Detectron 保存faster rcnn 测试结果，类别置信度坐标

最新推荐文章于 2024-07-30 18:36:42 发布

酉意铭

最新推荐文章于 2024-07-30 18:36:42 发布

阅读量3.6k

点赞数

分类专栏：目标检测文章标签： Detectron Faster rcnn 结果保存

本文链接：https://blog.csdn.net/weixin_40671425/article/details/83474144

版权

目标检测专栏收录该内容

11 篇文章

订阅专栏

由于项目需要，要求获取每张图片中每个box的类别、置信度得分和bbox的坐标信息。

思路在inference阶段，每infer一张图片就新开一个txt文件，txt文件的每一行代表一个bbox得检测信息包括bbox的类别置信度和四个坐标值

需要修改两个文件

1，修改 detectron-master/detectron/utils/vis.py 文件

2，修改 detectron-master/tools/infer_simple.py 文件

对于detectron-master/detectron/utils/vis.py 文件主要修改vis_one_image()函数,添加了一个参数用于传入txt的文件名字。

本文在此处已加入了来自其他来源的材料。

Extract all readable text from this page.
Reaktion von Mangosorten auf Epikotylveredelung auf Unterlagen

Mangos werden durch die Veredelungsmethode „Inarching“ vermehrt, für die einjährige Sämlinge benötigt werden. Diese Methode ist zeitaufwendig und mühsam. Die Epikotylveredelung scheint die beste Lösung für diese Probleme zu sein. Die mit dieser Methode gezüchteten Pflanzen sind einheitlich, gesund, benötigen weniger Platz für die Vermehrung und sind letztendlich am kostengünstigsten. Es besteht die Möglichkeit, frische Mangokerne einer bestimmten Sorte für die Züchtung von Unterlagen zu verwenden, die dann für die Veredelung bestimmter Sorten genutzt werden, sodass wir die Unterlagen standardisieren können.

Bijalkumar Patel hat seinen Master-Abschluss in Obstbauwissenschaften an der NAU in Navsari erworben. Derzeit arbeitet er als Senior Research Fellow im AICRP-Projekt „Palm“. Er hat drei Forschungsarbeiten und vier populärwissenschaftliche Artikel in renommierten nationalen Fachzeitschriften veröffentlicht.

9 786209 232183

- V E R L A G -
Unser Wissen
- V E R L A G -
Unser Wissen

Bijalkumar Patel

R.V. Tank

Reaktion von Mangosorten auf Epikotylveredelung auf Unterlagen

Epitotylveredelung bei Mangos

另外新添加一个函数get_class_and_confidence用于获取类别和置信度，该函数放在get_class_string杉树下面如下图：

函数get_class_and_confidence在函数vis_one_image中调用获取类别和置信度得分，修改后的vis_one_image函数如下

def vis_one_image(
        im, im_name, output_dir, boxes, segms=None, keypoints=None, thresh=0.9,
        kp_thresh=2, dpi=200, box_alpha=0.0, dataset=None, show_class=False,
        ext='pdf', out_when_no_box=False,tested_txt=None):
    """Visual debugging of detections."""
    assert not (tested_txt==None),"please give the output full txt name"
    print("save detect reselt in : %s",tested_txt)
    save_to_txt = open(tested_txt,'w',encoding='utf-8')
    if not os.path.exists(output_dir):
        os.makedirs(output_dir)

    if isinstance(boxes, list):
        boxes, segms, keypoints, classes = convert_from_cls_format(
            boxes, segms, keypoints)

    if (boxes is None or boxes.shape[0] == 0 or max(boxes[:, 4]) < thresh) and not out_when_no_box:
        return

    dataset_keypoints, _ = keypoint_utils.get_keypoints()

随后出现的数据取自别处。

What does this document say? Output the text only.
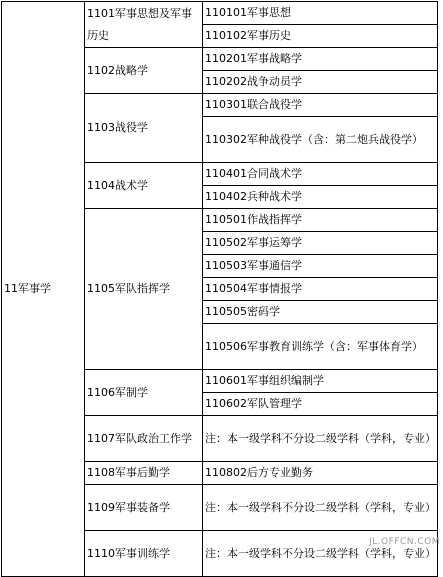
11军事学	1101军事思想及军事历史	110101军事思想
		110102军事历史
	1102战略学	110201军事战略学
		110202战争动员学
	1103战役学	110301联合战役学
		110302军种战役学（含：第二炮兵战役学）
	1104战术学	110401合同战术学
		110402兵种战术学
	1105军队指挥学	110501作战指挥学
		110502军事运筹学
		110503军事通信学
		110504军事情报学
		110505密码学
		110506军事教育训练学（含：军事体育学）
	1106军制学	110601军事组织编制学
		110602军队管理学
	1107军队政治工作学	注：本一级学科不分设二级学科（学科，专业）
	1108军事后勤学	110802后方专业勤务
	1109军事装备学	注：本一级学科不分设二级学科（学科，专业）
	1110军事训练学	注：本一级学科不分设二级学科（学科，专业）
JL.OFFCN.COM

    if segms is not None and len(segms) > 0:
        masks = mask_util.decode(segms)

    color_list = colormap(rgb=True) / 255

    kp_lines = kp_connections(dataset_keypoints)
    cmap = plt.get_cmap('rainbow')
    colors = [cmap(i) for i in np.linspace(0, 1, len(kp_lines) + 2)]

    fig = plt.figure(frameon=False)
    fig.set_size_inches(im.shape[1] / dpi, im.shape[0] / dpi)
    ax = plt.Axes(fig, [0., 0., 1., 1.])
    ax.axis('off')
    fig.add_axes(ax)
    ax.imshow(im)

    if boxes is None:
        sorted_inds = [] # avoid crash when 'boxes' is None
    else:
        # Display in largest to smallest order to reduce occlusion
        areas = (boxes[:, 2] - boxes[:, 0]) * (boxes[:, 3] - boxes[:, 1])
        sorted_inds = np.argsort(-areas)

    mask_color_id = 0
    for i in sorted_inds:
        bbox = boxes[i, :4]
        score = boxes[i, -1]
        if score < thresh:
            continue

        # show box (off by default)
        ax.add_patch(
            plt.Rectangle((bbox[0], bbox[1]),
                          bbox[2] - bbox[0],
                          bbox[3] - bbox[1],
                          fill=False, edgecolor='g',
                          linewidth=0.5, alpha=box_alpha))
        # print(classes[i],score,bbox)
        mycls,confidence = get_class_and_confidence(classes[i], score, dataset)
        write_linedata = "class:"+mycls+" "+"score:"+confidence+" "+"xmin:"+bbox[0]+" "+"ymin:"+bbox[1]+" "+"xmax:"+bbox[2]+" "+"ymax:"+bbox[3]
        save_to_txt.write(write_linedata + '\n')
        if show_class:
            ax.text(
                bbox[0], bbox[1] - 2,
                get_class_string(classes[i], score, dataset),
                fontsize=3,
                family='serif',
                bbox=dict(
                    facecolor='g', alpha=0.4, pad=0, edgecolor='none'),
                color='white')

        # show mask
        if segms is not None and len(segms) > i:
            img = np.ones(im.shape)
            color_mask = color_list[mask_color_id % len(color_list), 0:3]
            mask_color_id += 1

            w_ratio = .4
            for c in range(3):
                color_mask[c] = color_mask[c] * (1 - w_ratio) + w_ratio
            for c in range(3):
                img[:, :, c] = color_mask[c]
            e = masks[:, :, i]

            _, contour, hier = cv2.findContours(
                e.copy(), cv2.RETR_CCOMP, cv2.CHAIN_APPROX_NONE)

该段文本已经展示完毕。